All the evidence was that London airport was working normally. From the tilt of the fuselage you could see we were coming down now. The moon was shining on banks of clouds below us. Then we were down to the clouds and into them. These were the clouds that hang so frequently over the British Isles, blotting out the sun, giving the grey skies I knew so well. The clouds were astonishingly thin, the layer couldn’t have been thicker than a few hundred feet. We broke suddenly below it. There on the ground was a multitude of lights. The sheer normality of it, the roads we could now pick out, set up a sharp reaction. I returned quickly to my seat and lay back feeling I might be sick. It wasn’t airsickness, rather that of faintness. Then I saw we were going down to the ground at last. The landing wasn’t a good one, there was a big bump as the wheels hit, but at least we were down. Within a few seconds I felt all right again.

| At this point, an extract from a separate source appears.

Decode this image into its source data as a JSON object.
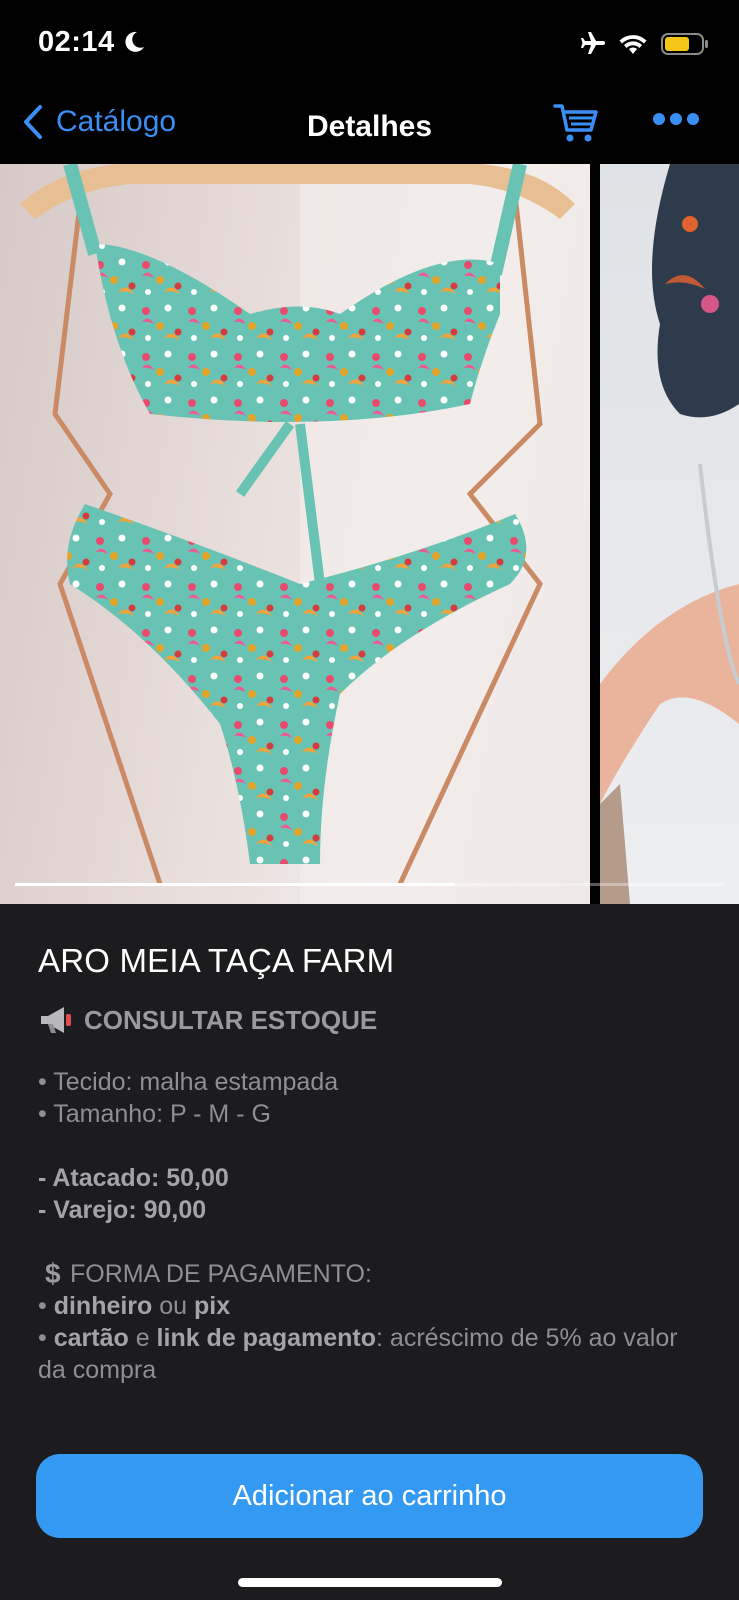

As we taxied along the runway I had the odd thought that maybe I had been dreaming. Perhaps I had snoozed away the whole of a perfectly normal flight. It was hard to believe otherwise as the pilot manœuvred the plane into its final resting spot.
There was an unconscionably long delay before steps appeared and the rear door was opened. We stood up, collected our belongings, and waited in the aisle in precisely the usual fashion. The people ahead began to move slowly. A minute later I was in the open air. We were shepherded by a girl into a waiting bus. There was another delay and then the crew joined us.
I expected to be taken to the usual assembly hall, or waiting hall, or whatever they called it, prior to immigration and customs. But the bus came to a gate that led off the airfield. The gate was opened. While we were halted two policemen got in. Away over on my right, in the distance, I had the impression of an airport crowded with thousands on thousands of people. It was as if they were waiting there, in the hope of seeing planes coming in to land. Soon we were at a traffic light that led out on to the highway. Then we were speeding into London. Here too, as in Honolulu, there was very little traffic. It was a fair guess that we had been brought this way to avoid the crowds, perhaps to avoid reporters and television cameras. Quite evidently, I had not been dreaming.